A new study from the Royal College of General Practitioners and NHS Diabetes has claimed that many people who have been told they have type 2 diabetes could actually be healthy.
The research, based on information from 45,000 patients at five doctor’s practices in Surrey, showed that two per cent of the patients diagnosed with type 2 diabetes did not suffer from the metabolic condition at all. If these findings were extrapolated across the whole of the UK, it could account for about 50,000 cases of misdiagnosed diabetes.
Experts argue that that some of those being diagnosed with diabetes have not complained about any of the usual symptoms, such as weight loss, tiredness, blurred vision and extreme thirst.
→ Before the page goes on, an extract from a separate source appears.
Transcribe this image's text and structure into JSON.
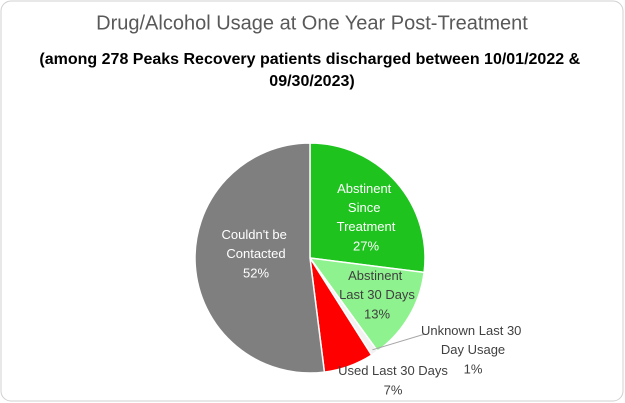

Patrick Sharp, secretary of the Association of British Clinical Diabetologists, commented “We know people without symptoms are being diagnosed on the basis of just one test. We could be medicating people who never go on to develop type 2.”
The news follows recent data from the charity Diabetes UK that the amount of diabetes cases had increased by 50 per cent since 2005, and that type 2 diabetes accounted for about 90 per cent of the 150,000 new diagnoses of the condition over the past year.
Dr Sharp added that “GPs now screen for diabetes at an earlier stage. By fishing in shallower waters, testing seemingly healthy patients, more borderline results are likely to be turned up and some may be wrongly prescribed Metformin by an over-cautious or ill-informed GP.”